Со стороны Одуевского дело велось вяло и потому, что Одуевский никак не мог верить, чтобы на него, доброго человека, никого никогда не обижавшего, обрушилась бы ни за что, ни про что такая беда, из за которой он потеряет все свое состояние, и от кого? От Излегощинских мужиков, которые крали у него лес, и которых он сколько раз прощал, и которые всегда, хотя чужие были, так ему покорны и почтительны, и потому еще, что ненавидел судиться, ненавидел и презирал этот самый темный мир, который новизною своею и могущественностью так пленил Мирона Иванова, мир, в котором копошились грязные с продажной совестью приказные и главное, потому что он не имел охоты к этому. Если он и защищался и выиграл дело в Уголовной палате, по решению которой засадили буйствовавших на меже мужиков в острог, что так противно было характеру добродушного Одуевского, то это он сделал по наущению своего дельца, дворового Ильи Митрофанова, такого же охотника до сутяжничества, как и Мирон Иванов.
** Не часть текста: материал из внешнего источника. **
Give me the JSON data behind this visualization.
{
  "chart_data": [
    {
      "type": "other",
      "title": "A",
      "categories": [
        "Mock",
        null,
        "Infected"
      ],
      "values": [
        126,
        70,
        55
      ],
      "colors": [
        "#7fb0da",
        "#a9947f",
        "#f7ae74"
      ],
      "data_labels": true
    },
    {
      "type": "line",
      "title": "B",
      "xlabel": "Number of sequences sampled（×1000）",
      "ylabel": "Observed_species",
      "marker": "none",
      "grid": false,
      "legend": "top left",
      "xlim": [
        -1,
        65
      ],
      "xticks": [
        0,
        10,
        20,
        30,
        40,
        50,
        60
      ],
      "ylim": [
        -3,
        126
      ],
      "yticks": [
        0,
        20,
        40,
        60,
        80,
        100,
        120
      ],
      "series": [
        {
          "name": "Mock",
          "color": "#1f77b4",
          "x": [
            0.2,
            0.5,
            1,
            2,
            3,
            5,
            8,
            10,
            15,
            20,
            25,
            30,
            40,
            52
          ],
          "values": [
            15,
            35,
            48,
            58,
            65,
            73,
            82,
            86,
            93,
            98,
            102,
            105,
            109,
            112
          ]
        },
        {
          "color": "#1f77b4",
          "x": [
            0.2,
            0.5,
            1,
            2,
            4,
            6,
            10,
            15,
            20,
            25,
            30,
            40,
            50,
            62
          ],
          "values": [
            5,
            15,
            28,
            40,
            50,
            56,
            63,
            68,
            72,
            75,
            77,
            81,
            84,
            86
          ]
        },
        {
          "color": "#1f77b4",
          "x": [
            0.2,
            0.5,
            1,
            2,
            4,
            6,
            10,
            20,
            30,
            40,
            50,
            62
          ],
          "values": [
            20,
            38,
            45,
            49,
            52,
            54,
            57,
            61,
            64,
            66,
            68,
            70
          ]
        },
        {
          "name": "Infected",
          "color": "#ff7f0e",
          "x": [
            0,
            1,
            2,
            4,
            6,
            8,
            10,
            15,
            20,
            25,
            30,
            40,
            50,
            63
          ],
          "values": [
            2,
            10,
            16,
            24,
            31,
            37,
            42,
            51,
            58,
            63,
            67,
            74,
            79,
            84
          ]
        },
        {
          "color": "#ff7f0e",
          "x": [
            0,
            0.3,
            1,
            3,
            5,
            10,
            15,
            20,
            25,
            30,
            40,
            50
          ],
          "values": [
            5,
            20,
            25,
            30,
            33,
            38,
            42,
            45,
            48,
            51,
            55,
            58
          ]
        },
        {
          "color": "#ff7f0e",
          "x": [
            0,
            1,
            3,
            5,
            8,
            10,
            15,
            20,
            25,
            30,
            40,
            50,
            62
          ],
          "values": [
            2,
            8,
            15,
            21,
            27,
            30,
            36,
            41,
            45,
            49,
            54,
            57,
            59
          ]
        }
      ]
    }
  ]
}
И если он перенес дело в Государственный Совет, то это он сделал по требованию своего Шурина Нащокина, который, узнав совершенно неожиданное решение Сената, присудившего Одуевского к уплате 110 тысяч, пристал к нему, чтобы он занялся делом, если не хочет остаться без гроша.

С нового года ходатаи с обеих сторон Мирон Иванов, Илья Митрофанов и сам Одуевский были в Петербурге и неусыпно хлопотали о деле, которое готовилось к слушанию.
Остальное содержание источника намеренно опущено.